Emily y yo abandonamos el colegio al acabar la educación secundaria obligatoria y decidimos tomarnos lo que suele llamarse un año sabático. Ya sé que para la mayoría de los chavales eso significa embarcarse en un viaje por Sudamérica que les cambiará la vida, antes de ponerse a estudiar cosas sesudas en la universidad. Para Emily y para mí, se trataba de un verdadero año sabático, en el sentido bíblico, vamos un año para no dar un palo al agua.
En fin, no hice caso a las advertencias y me tiré de cabeza al mar de la ociosidad. Y allí conocí a Simon.
En aquellos tiempos, cuando conocía a un chico y me gustaba, tenía que ser mío. Entonces, después de perseguirle —a veces durante meses— y conseguir al final que me invitara a salir, se acababa todo. Ya no me atraía. Por lo visto, lo que me excitaba era el juego de la seducción.
Simon era diferente. Tenía el pelo negro y unos penetrantes ojos azules. Tenía esa pinta de semental italiano, pero sin el lado aceitoso. Era guapo, sí, pero era más que eso. Lo supe en cuanto logré que me invitara a tomar una copa mediante una brillante, sutil y psicológicamente ingeniosa técnica para ligar: le pedí que me invitara a una copa. Siguieron rápidamente otras citas y ya me había enganchado.
Debajo de toda esa virilidad, era muy dulce. De hecho, si yo no le hubiese pedido que me invitara a una copa, probablemente no habríamos salido juntos porque era muy cortado con las chicas. Y eso lo hacía todavía más entrañable. Era cariñoso y generoso, siempre me hacía pequeños regalos. Pequeñas cositas porque no era rico, que se diga, pero, oye, ¿puede una chica cansarse de tener peluches? Muchos peluches. Cuando rompimos, muchas fábricas de peluches acabaron quebrando en China.

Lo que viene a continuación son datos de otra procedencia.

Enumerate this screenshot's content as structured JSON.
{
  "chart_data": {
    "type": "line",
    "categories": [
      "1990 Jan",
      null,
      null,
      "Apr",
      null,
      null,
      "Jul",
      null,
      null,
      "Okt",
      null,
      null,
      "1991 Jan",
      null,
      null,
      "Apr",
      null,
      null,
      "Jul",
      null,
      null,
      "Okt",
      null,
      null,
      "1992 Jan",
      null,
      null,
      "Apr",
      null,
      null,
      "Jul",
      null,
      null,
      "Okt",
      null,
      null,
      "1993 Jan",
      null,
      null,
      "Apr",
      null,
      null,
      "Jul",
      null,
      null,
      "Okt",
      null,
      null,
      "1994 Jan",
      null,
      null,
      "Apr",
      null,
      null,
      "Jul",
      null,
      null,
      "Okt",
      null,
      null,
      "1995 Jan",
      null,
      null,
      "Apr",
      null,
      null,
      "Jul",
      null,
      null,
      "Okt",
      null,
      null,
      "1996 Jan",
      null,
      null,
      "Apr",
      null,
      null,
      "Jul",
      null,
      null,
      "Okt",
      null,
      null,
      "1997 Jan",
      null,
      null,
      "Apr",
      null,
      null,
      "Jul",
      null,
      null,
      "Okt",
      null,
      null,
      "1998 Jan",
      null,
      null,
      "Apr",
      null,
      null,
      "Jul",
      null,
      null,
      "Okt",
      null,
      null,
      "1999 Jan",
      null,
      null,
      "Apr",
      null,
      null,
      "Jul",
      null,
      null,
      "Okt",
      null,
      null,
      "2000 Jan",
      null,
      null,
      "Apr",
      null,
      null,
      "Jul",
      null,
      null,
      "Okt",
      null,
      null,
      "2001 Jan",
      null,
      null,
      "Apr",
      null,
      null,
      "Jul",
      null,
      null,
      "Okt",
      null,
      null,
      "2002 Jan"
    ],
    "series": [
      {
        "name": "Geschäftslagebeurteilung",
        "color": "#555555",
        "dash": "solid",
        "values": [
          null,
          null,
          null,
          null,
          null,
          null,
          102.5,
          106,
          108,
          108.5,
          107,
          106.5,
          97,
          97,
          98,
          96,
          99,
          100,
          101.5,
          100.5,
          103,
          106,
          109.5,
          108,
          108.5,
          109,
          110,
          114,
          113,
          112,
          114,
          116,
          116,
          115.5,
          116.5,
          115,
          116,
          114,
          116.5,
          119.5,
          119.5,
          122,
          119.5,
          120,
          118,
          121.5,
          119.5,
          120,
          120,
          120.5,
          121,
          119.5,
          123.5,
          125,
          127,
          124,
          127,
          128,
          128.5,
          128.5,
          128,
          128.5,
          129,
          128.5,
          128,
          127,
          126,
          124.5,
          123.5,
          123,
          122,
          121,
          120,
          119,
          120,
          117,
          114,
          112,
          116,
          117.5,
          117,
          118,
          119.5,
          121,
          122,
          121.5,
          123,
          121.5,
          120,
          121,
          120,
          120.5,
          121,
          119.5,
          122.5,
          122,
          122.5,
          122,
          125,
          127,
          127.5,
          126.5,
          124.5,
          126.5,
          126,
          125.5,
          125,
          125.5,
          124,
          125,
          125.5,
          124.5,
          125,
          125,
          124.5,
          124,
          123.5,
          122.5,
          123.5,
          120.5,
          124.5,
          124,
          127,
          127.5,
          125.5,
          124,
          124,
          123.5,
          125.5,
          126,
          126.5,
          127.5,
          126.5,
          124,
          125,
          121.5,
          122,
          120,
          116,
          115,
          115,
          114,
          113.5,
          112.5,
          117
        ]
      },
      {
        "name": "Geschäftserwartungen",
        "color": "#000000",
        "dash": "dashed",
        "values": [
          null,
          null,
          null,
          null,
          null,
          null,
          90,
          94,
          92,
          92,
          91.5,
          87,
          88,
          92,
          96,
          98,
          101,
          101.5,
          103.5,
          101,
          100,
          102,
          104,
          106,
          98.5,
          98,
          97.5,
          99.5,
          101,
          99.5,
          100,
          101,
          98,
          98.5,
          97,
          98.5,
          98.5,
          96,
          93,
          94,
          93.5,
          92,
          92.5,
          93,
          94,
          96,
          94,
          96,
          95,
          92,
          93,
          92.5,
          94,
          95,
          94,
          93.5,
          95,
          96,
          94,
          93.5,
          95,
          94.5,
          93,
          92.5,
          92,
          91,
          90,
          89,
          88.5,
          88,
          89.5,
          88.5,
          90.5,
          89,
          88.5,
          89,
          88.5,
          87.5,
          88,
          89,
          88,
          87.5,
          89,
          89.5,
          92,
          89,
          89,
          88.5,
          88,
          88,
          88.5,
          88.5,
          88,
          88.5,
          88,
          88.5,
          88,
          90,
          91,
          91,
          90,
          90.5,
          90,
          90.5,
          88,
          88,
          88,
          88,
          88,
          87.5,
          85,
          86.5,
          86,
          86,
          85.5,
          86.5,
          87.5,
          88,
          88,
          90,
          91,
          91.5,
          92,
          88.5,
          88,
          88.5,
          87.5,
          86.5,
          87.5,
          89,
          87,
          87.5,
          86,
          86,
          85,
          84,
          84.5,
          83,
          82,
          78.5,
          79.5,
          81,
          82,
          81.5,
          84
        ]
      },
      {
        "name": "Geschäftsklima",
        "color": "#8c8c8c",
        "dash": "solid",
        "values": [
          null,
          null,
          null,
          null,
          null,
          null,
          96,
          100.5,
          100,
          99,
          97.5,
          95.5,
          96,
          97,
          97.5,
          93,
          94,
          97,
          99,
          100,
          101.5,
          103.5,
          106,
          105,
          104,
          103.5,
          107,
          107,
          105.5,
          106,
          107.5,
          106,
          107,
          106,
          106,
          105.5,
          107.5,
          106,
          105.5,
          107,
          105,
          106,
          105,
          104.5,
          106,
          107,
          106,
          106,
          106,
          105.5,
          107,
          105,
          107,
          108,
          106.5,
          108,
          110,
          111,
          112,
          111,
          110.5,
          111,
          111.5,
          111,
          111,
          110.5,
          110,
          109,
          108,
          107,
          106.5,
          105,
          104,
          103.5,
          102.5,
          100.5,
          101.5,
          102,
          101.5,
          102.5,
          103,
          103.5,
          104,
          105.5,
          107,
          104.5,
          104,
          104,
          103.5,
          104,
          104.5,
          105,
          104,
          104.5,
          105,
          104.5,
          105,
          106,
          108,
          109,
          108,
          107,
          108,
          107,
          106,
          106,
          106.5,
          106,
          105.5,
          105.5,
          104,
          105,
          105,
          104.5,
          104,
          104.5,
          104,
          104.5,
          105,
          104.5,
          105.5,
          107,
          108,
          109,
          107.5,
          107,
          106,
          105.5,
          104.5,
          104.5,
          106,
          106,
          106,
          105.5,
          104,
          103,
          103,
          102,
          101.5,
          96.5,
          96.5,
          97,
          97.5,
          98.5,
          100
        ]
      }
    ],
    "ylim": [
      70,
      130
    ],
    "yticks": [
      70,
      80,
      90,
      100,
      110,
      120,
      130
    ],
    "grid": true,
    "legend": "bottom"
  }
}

Cuando llevábamos ya un mes saliendo, se superó a sí mismo. Para mis dieciocho años me regaló el equivalente en peluche al diamante de Liz Taylor: un enorme osito rosa. Solía descansar al final de mi cama, haciendo que toda la habitación brillara como una puesta de sol de tarjeta postal. Era muy grande, muy rosa y muy, muy...
Dios santo, ese osito me daba náuseas. Yo no era del tipo de chica a la que le fueran los peluches rosas, pero decirle la verdad habría hecho añicos la ilusión que tenía de creer que lo era, así que me callé. E intenté no mirar con demasiada melancolía el último modelo ultrafino de Nokia que codiciaba cada vez que pasábamos delante de una tienda Carphone Warehouse.

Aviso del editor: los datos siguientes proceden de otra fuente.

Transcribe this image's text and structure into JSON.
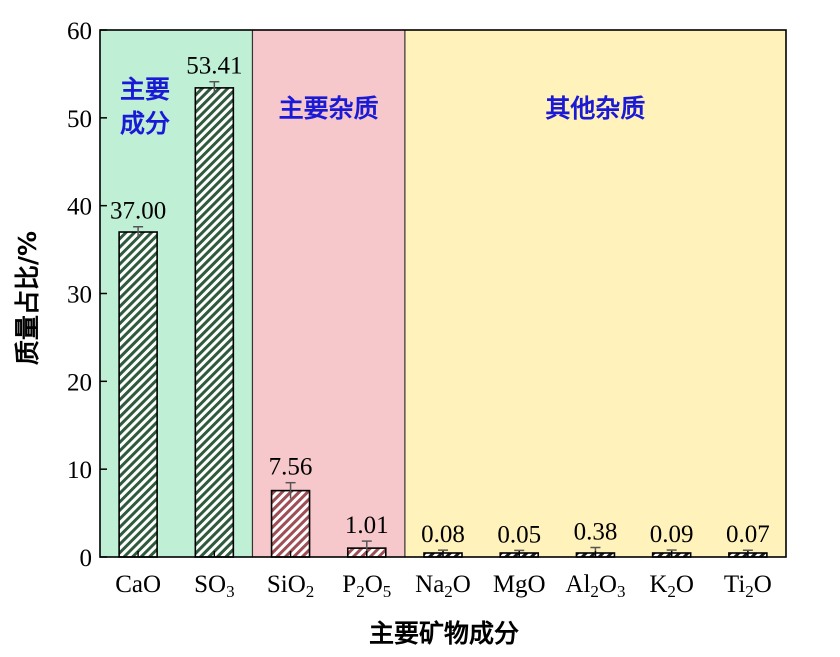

Peluches aparte, Simon cumplía todos los requisitos. Era guapísimo, cariñoso, divertido y —esto le daba doble puntuación y una estrella de oro— tenía coche. Para una adolescente acostumbrada a congelarse haciendo cola para coger el autobús nocturno o suplicar a su padre para que le pagara un taxi, un novio-con-coche suponía una enorme ventaja. El ruidoso tintineo del juego de llaves de un coche puede transformar al tío más tonto y bizco en Johnny Depp.
El coche de Simon era un montón de chatarra cuando se lo regaló su jefe. No fue un acto de generosidad. Un cliente lo había abandonado en el garaje donde trabajaba y su jefe era demasiado tacaño como para llevarlo al desguace. Simon se puso a trabajar en él como si fuera Dick Van Dyke. De acuerdo, no volaba como el coche de Chitty Chitty Bang Bang, pero la metamorfosis fue casi comparable.
Las primeras semanas de nuestra relación, casi viví en el coche de Simon. Al no tener trabajo —y por lo tanto no tener un duro—, me convertí en la única indigente de Londres con chófer. Me llevaba a todas partes: de compras, al dentista, a cafés y discotecas...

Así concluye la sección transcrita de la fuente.